A 1 kilometer asteroid probably strikes the Earth every few million years, while a global killer on the order of 5-10 kilometers strikes the Earth every few hundred million years. A 100 meter asteroid may strike the Earth every thousand years (Cooke, 2004). In fact, in 1908, a 60 meter asteroid exploded in the upper atmosphere over a remote area in Eastern Siberia (Tunguska) and flattened trees for thousands of square miles.

On February 15, 2013, a ~ 20 meter asteroid fragment entered the atmosphere over Russia producing a brilliant superbolide meteor over the southern Ural region centered near Chelyabinsk. It entered the atmosphere at 14 km/sec relative to the Earth and was speeded up to 18 km/sec by the Earth's gravity prior to exploding at a height of 23 km with the equivalent of a half-megaton of energy (Harris, 2013). It produced 20-30 times more enegery than was released by the atomic bomb detonation at Hiroshima. About 1500 persons were injured mainly by broken glass and several thousand buildings in six cities across the region were damaged.

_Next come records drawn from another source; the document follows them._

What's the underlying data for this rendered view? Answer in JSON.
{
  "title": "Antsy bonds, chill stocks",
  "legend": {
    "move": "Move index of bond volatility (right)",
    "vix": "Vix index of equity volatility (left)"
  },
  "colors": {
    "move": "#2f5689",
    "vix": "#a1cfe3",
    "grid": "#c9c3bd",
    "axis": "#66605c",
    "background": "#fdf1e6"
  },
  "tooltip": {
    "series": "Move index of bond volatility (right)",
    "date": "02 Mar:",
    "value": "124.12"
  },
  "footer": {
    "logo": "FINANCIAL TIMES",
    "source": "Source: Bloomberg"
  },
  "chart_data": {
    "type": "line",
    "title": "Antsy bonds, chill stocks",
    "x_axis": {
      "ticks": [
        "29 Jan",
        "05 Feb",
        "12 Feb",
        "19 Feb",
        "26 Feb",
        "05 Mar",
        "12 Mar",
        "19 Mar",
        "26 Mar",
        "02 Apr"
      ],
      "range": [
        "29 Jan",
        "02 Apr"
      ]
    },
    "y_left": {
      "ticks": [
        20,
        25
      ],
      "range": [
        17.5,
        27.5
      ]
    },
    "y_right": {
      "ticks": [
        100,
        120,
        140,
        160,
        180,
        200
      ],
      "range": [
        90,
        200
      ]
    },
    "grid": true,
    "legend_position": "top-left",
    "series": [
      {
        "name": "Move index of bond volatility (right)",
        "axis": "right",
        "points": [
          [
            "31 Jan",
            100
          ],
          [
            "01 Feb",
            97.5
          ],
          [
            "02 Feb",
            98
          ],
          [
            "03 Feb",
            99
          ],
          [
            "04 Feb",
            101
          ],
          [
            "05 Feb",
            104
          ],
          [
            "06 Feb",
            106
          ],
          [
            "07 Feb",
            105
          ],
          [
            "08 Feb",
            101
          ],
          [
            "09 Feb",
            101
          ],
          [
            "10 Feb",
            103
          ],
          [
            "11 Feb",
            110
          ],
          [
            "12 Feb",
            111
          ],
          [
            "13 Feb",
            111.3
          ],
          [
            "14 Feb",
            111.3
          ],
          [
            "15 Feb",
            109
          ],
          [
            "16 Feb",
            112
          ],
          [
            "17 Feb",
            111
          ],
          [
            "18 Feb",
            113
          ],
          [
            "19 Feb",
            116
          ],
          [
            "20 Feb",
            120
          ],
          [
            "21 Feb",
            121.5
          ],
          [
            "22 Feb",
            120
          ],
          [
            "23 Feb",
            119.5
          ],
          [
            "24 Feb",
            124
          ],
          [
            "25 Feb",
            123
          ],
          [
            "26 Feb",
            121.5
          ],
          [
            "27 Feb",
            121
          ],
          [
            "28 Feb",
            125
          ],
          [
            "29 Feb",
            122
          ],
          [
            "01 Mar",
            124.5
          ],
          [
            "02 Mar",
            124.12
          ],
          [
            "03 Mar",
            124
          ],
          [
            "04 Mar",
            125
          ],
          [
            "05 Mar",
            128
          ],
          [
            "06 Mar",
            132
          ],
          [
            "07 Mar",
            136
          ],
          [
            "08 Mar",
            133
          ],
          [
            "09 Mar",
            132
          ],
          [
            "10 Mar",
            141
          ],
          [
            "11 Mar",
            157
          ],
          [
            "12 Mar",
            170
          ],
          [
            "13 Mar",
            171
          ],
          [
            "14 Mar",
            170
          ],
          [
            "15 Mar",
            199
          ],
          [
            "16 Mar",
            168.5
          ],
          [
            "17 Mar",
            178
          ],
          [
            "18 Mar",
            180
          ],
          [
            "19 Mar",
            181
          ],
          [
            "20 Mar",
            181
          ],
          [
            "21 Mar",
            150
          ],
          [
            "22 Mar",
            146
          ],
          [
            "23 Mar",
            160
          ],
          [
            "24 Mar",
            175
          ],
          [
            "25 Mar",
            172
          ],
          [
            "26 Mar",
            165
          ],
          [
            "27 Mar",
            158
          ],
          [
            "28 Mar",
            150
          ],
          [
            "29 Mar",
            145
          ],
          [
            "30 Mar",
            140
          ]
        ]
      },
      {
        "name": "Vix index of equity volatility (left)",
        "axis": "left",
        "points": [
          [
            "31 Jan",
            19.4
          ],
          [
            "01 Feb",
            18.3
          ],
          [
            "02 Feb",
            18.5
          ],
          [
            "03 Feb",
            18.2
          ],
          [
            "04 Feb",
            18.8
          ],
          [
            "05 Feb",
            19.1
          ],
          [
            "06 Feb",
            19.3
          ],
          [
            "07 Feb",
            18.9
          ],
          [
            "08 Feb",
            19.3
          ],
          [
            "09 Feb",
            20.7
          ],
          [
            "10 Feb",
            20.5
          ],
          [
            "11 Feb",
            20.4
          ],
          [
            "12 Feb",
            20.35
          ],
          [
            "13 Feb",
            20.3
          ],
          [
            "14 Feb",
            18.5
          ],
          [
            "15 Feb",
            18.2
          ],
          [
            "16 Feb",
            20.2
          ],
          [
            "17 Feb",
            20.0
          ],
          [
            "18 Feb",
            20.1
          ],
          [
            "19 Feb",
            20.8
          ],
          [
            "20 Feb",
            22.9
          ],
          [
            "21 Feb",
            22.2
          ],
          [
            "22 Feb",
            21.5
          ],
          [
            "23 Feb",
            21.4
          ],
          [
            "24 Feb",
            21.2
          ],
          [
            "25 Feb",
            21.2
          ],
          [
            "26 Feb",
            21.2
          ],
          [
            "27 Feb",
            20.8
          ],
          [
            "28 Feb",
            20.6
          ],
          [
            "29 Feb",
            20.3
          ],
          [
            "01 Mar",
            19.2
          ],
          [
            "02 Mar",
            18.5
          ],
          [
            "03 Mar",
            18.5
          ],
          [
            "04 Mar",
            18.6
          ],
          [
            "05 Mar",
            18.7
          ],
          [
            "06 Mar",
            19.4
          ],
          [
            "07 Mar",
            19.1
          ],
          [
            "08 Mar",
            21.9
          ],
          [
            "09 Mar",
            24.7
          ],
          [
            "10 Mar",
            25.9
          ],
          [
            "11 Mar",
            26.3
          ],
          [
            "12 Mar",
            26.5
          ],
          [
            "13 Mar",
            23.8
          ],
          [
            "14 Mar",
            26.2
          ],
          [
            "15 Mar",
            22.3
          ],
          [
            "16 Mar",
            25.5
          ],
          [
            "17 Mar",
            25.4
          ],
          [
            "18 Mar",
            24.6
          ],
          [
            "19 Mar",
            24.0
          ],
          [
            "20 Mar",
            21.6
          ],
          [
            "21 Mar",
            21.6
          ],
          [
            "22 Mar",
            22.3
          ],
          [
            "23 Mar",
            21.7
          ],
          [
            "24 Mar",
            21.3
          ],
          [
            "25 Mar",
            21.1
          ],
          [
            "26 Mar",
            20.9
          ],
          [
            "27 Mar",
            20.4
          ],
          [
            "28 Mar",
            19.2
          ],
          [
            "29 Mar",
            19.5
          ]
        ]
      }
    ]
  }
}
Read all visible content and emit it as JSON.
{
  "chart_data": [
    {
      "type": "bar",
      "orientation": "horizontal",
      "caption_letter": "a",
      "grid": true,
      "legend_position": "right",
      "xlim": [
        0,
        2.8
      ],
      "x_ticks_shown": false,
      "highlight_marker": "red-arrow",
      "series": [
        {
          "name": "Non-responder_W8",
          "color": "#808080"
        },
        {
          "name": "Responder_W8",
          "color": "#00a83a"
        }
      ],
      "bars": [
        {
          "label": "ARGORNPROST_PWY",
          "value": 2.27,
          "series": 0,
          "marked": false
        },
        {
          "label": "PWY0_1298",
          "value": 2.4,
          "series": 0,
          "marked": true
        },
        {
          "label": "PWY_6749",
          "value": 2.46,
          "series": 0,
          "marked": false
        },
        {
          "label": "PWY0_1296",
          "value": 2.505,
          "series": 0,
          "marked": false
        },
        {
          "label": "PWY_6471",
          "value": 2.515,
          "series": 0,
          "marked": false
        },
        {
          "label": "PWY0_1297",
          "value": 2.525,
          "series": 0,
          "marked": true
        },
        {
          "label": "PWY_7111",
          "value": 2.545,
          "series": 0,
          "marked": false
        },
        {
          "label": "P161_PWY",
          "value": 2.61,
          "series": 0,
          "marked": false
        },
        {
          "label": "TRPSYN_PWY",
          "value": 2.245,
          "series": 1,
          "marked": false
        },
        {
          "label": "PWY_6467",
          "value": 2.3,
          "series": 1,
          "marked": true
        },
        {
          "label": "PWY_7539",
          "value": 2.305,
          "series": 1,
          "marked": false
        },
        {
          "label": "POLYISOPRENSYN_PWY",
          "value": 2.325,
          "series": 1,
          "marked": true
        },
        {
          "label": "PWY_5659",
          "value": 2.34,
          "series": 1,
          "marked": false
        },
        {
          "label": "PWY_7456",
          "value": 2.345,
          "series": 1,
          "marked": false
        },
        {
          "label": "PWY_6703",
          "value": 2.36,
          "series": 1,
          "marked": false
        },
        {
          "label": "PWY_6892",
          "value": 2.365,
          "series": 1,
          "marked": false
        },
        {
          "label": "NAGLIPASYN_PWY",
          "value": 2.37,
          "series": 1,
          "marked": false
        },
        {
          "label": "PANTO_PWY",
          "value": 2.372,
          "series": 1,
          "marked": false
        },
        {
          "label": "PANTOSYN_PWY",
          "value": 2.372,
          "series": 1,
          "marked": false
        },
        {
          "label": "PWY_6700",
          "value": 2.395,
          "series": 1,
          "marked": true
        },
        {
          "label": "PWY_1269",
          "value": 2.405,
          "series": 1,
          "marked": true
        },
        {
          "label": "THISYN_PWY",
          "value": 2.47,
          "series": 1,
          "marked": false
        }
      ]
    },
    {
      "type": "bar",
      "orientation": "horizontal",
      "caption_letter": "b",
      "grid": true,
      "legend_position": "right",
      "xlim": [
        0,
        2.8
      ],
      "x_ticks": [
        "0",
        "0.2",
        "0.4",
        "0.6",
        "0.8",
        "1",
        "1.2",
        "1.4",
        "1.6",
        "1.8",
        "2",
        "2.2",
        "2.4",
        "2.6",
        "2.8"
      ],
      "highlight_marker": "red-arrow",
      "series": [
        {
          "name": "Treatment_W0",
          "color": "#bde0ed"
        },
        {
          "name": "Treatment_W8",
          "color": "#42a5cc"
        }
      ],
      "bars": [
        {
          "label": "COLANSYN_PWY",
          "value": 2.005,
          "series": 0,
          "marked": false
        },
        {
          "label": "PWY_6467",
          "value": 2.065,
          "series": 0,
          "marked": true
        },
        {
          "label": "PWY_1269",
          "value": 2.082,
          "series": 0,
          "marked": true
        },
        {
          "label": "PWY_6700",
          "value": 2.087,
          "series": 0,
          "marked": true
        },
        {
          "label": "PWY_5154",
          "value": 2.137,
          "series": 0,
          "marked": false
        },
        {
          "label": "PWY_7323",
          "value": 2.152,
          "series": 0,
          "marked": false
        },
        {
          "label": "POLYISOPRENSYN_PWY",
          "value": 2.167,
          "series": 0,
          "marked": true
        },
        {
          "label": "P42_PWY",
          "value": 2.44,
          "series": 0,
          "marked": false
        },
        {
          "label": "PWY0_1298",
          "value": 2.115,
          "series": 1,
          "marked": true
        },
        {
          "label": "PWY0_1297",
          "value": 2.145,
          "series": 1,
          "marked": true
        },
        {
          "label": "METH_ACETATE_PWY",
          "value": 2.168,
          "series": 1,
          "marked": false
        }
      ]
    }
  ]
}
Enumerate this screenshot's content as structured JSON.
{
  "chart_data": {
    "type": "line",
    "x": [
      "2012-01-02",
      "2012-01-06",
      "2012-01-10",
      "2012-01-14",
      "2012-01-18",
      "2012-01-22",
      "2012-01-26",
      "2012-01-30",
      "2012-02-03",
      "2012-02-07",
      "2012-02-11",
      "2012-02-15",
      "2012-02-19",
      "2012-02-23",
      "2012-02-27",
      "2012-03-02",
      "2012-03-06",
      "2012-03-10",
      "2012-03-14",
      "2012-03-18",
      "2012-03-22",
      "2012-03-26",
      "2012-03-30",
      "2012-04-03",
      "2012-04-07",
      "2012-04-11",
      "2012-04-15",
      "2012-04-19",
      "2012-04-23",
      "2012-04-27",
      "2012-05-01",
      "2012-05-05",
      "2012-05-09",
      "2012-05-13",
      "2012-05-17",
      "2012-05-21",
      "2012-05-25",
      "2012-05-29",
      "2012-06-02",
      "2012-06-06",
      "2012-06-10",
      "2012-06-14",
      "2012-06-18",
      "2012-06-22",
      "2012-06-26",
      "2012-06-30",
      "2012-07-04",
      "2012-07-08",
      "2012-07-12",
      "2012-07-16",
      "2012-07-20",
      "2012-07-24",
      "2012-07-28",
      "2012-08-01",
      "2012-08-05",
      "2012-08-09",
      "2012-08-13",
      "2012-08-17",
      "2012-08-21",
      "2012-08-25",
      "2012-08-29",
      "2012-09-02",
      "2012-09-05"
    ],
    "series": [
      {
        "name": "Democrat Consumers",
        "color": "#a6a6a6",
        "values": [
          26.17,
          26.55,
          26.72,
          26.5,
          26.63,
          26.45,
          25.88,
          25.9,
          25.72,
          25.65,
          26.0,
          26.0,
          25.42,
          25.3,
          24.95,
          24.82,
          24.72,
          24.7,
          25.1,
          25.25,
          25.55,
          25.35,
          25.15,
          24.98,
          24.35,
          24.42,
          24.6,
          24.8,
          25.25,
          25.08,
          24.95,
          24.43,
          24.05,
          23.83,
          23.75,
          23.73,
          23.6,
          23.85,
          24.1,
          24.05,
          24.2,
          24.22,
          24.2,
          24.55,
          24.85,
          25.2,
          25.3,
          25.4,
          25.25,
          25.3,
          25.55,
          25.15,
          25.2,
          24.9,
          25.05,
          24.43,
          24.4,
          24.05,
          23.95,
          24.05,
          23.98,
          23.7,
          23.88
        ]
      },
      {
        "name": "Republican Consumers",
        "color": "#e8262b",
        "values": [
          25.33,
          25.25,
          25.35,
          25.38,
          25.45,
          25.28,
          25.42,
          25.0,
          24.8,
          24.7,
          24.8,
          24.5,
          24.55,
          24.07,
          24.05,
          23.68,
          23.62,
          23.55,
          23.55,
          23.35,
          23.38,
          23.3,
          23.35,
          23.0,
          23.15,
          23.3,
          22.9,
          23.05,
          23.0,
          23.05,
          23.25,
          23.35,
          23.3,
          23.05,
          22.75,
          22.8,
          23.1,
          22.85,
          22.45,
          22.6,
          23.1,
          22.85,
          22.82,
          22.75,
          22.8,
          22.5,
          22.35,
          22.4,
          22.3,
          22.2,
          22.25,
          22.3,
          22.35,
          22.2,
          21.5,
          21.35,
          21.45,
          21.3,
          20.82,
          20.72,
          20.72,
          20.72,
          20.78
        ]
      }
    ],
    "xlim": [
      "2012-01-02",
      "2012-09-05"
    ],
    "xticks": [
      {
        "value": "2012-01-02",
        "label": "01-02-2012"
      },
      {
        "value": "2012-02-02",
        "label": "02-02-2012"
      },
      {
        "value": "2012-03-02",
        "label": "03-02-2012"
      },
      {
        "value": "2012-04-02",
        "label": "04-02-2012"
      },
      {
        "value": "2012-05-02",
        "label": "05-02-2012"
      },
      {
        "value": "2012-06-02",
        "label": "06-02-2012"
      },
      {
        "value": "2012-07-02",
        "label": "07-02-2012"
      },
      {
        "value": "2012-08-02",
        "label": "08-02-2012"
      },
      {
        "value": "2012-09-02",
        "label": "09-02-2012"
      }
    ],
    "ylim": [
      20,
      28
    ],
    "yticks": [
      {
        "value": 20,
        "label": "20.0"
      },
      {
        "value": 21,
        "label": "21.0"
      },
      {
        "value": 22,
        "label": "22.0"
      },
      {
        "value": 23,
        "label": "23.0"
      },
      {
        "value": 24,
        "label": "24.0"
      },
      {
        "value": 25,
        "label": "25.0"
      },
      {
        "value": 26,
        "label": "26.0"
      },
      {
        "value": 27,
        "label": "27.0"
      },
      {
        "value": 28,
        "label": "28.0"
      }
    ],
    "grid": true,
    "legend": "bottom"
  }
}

A high-velocity impact of a 2 kilometer asteroid with the Earth could kill a billion people. A ten kilometer asteroid impacting the Earth could extinguish us as a species (Foster, 2005). The odds of the Earth suffering a catastrophic collision with an asteroid over the next century is roughly estimated at 1 in 1500 to 1 in 5000 (Schultz, 2001). The probability of being killed by an impact event is very small on the order of 1 in 10,000 to 1/100,000. Driving and overeating are far bigger risks to the average individual.

Impacts by smaller objects are much more common than those of large objects. Smaller objects could produce destructive tsunamis, directly strike a large city, or explode over a large populated area killing millions of people. Fortunately, the Earth’s atmosphere provides an increasingly protective role as objects become smaller. Most meteoroids fragment into small relatively harmless pieces as they travel through the atmosphere at high speeds. Even a very solid mainly metallic asteroid fragment probably needs to be 100 meters in diameter for it to survive passage through the atmosphere intact (Cooke, 2004).

Satellites operating for the United States Department of Defense have been monitoring the Earth for nuclear weapons and missile launches for several decades. Their sensors in visible and infrared light can detect flashes of light from meteoroid atmospheric impacts. Five kiloton equivalent (Hiroshima atomic bomb size) impact events occur in the Earth’s atmosphere every year, but we are saved from harm by the Earth’s atmospheric blanket.


Past History – Do We Really Have to Worry?

Yes! The Earth has been struck at least once with a large object that produced sudden global extinctions and altered the dynamics of life on the Earth. The extinction of the dinosaurs at the end of the Cretaceous Period was caused by the impact of a 5-10 kilometer asteroid or comet. The 180-300 kilometer Chicxulub crater from that event is buried in the Gulf of Mexico off the Yucatan Peninsula. That impact not only eliminated the dinosaurs, but it devastated many other life forms. Approximately 60% of all Cretaceous species disappeared suddenly (Moore, 2002).

Many other extinction events have been attributed to impacts, but the evidence is less convincing than for the extinctions at the end of the Cretaceous. However, it is well accepted the Chesapeake Bay was produced by an impact 35-36 million years ago, and there is evidence suggesting a role for comet or asteroid impacts in the changes of the Earth in the late Eocene (Tagle, 2004). The largest extinction in the Earth’s history took place at the end of the Permian Era approximately 250 million years ago. More than 90% of marine taxa became extinct. The cause for this extinction is vigorously debated, but some claim it was caused by a large impact off the coast of Northwestern Australia (Becker, 2004). The dramatic impact of Comet Shoemaker Levy 9 with Jupiter in July 1994 also provided us with a visual display of what a relatively small object traveling at high speed can produce by its collision with a much larger body.